Auf der Station „Grundlagenausbildung des Feuerlöschens“ geht es heiß zu – wenn ein Kochtopf brennt! Foto: B. Stache

Freiwillige Feuerwehr Mellendorf übt und wirbt zugleich für Nachwuchs

Mellendorf (st). „Wir haben heute im Rahmen unseres öffentlichen Ausbildungsdienstes sieben Stationen aufgebaut“, erklärte der Mellendorfer Ortsbrandmeister Cord Hanebuth am Sonntagmittag. Im Zuge von Efeuweg, Kastanienweg, Gartenstraße und Orchideenweg im Norden von Mellendorf präsentierte sich die Ortsfeuerwehr bei schönstem Sonnenschein und zeigte eindrucksvoll Ausschnitte ihres Könnens. So wurde beispielsweise an der Station „Grundlagenausbildung des Feuerlöschens“ ein explosionsartig in Brand geratener Kochtopf gezeigt. An anderer Stelle fuhr die Drehleiter (Leiterlänge 24 Meter) mit ihrem Korb eindrucksvoll in den dunkelblauen Himmel. Jörn Schliep und Björn Kleinke zeigten an der Station „Rauchhaus“ die Vorgehensweise mit der Wärmebildkamera. Weitere Stationen behandelten die Themen Gefahrgut sowie Maschinistenausbildung. Bei der „Technischen Hilfeleistung“ demonstrierte unter anderem Eike Hanebuth das Arbeiten mit dem Trennschleifer, assistiert von Bernd Wöhler. Die Einsatzleitung der Freiwilligen Feuerwehr Mellendorf war bei der öffentlichkeitswirksamen Übung ebenfalls aufgebaut. „Mit unserer Übung wollen wir die Bevölkerung für die ehrenamtlichen Aufgaben der Freiwilligen Feuerwehr sensibilisieren und Verständnis wecken“, machte Cord Hanebuth deutlich.

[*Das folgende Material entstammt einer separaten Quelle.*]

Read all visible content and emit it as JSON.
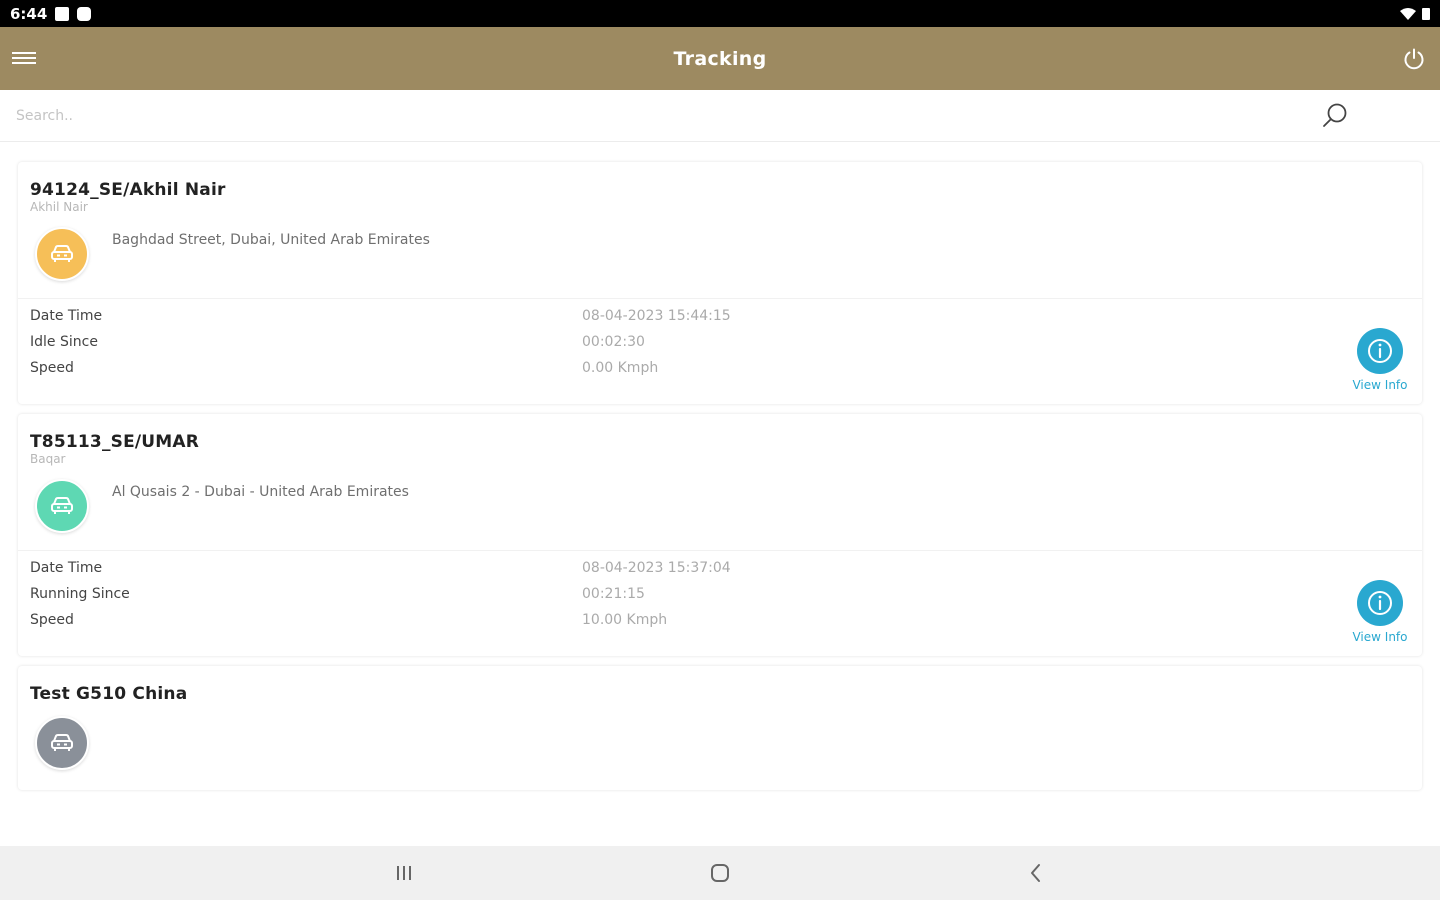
{
  "status_bar": {
    "time": "6:44"
  },
  "app_bar": {
    "title": "Tracking"
  },
  "search": {
    "placeholder": "Search.."
  },
  "vehicles": [
    {
      "name": "94124_SE/Akhil Nair",
      "driver": "Akhil Nair",
      "address": "Baghdad Street, Dubai, United Arab Emirates",
      "status_color": "#f6bf58",
      "rows": [
        {
          "label": "Date Time",
          "value": "08-04-2023 15:44:15"
        },
        {
          "label": "Idle Since",
          "value": "00:02:30"
        },
        {
          "label": "Speed",
          "value": "0.00 Kmph"
        }
      ],
      "view_info_label": "View Info"
    },
    {
      "name": "T85113_SE/UMAR",
      "driver": "Baqar",
      "address": "Al Qusais 2 - Dubai - United Arab Emirates",
      "status_color": "#5ed8b3",
      "rows": [
        {
          "label": "Date Time",
          "value": "08-04-2023 15:37:04"
        },
        {
          "label": "Running Since",
          "value": "00:21:15"
        },
        {
          "label": "Speed",
          "value": "10.00 Kmph"
        }
      ],
      "view_info_label": "View Info"
    },
    {
      "name": "Test G510 China",
      "status_color": "#8a9099"
    }
  ],
  "colors": {
    "app_bar": "#9d8a61",
    "accent": "#29a8d0"
  }
}
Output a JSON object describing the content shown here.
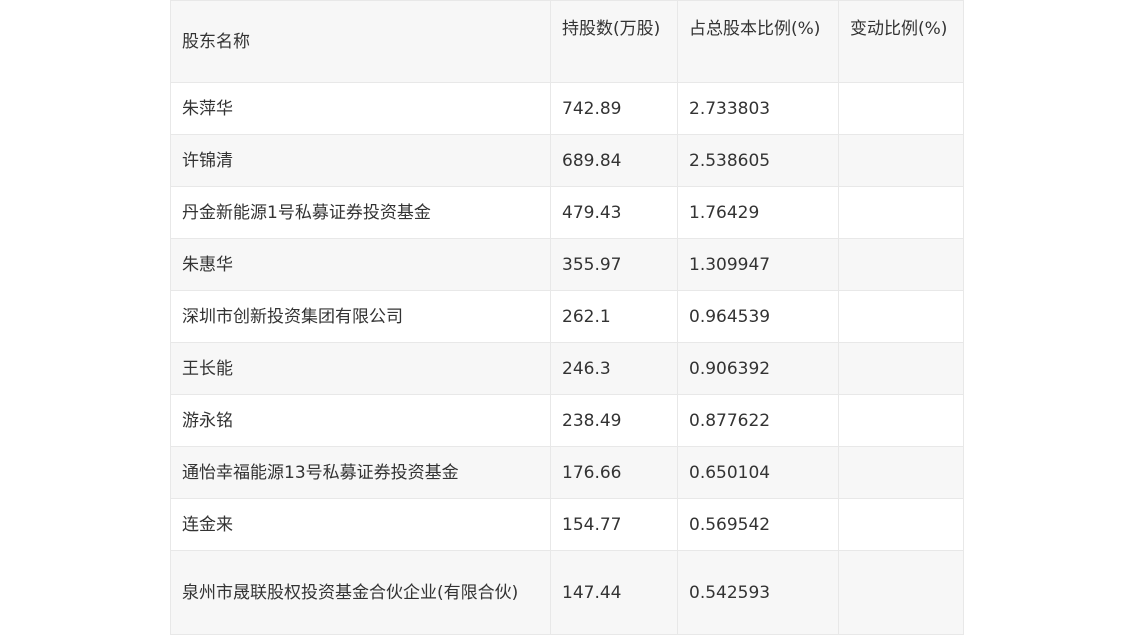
{
  "table": {
    "headers": {
      "name": "股东名称",
      "shares": "持股数(万股)",
      "ratio": "占总股本比例(%)",
      "change": "变动比例(%)"
    },
    "rows": [
      {
        "name": "朱萍华",
        "shares": "742.89",
        "ratio": "2.733803",
        "change": ""
      },
      {
        "name": "许锦清",
        "shares": "689.84",
        "ratio": "2.538605",
        "change": ""
      },
      {
        "name": "丹金新能源1号私募证券投资基金",
        "shares": "479.43",
        "ratio": "1.76429",
        "change": ""
      },
      {
        "name": "朱惠华",
        "shares": "355.97",
        "ratio": "1.309947",
        "change": ""
      },
      {
        "name": "深圳市创新投资集团有限公司",
        "shares": "262.1",
        "ratio": "0.964539",
        "change": ""
      },
      {
        "name": "王长能",
        "shares": "246.3",
        "ratio": "0.906392",
        "change": ""
      },
      {
        "name": "游永铭",
        "shares": "238.49",
        "ratio": "0.877622",
        "change": ""
      },
      {
        "name": "通怡幸福能源13号私募证券投资基金",
        "shares": "176.66",
        "ratio": "0.650104",
        "change": ""
      },
      {
        "name": "连金来",
        "shares": "154.77",
        "ratio": "0.569542",
        "change": ""
      },
      {
        "name": "泉州市晟联股权投资基金合伙企业(有限合伙)",
        "shares": "147.44",
        "ratio": "0.542593",
        "change": ""
      }
    ]
  }
}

Der Übungseinsatz mitten im Wohngebiet soll auch Werbung für die Feuerwehr sein. „Wir hoffen auf neue Mitglieder für die Kinder- und Jugendfeuerwehr, die Aktiven sowie die fördernden Kameraden.“ Kinderfeuerwehrwartin Wiebke Rose warb derweil mit vielen 112-Luftballons für die Freiwillige Feuerwehr – sie kamen vor allem bei den Kindern besonders gut an. Birgit und Stefan Baden hatten sich bei der Übung umgesehen und waren beeindruckt: „Das ist alles super interessant und auch für die Kinder erlebnisreich“, urteilten die beiden Anwohner. „Feuerwehr zum Anfassen“ lautete denn auch ihr Votum.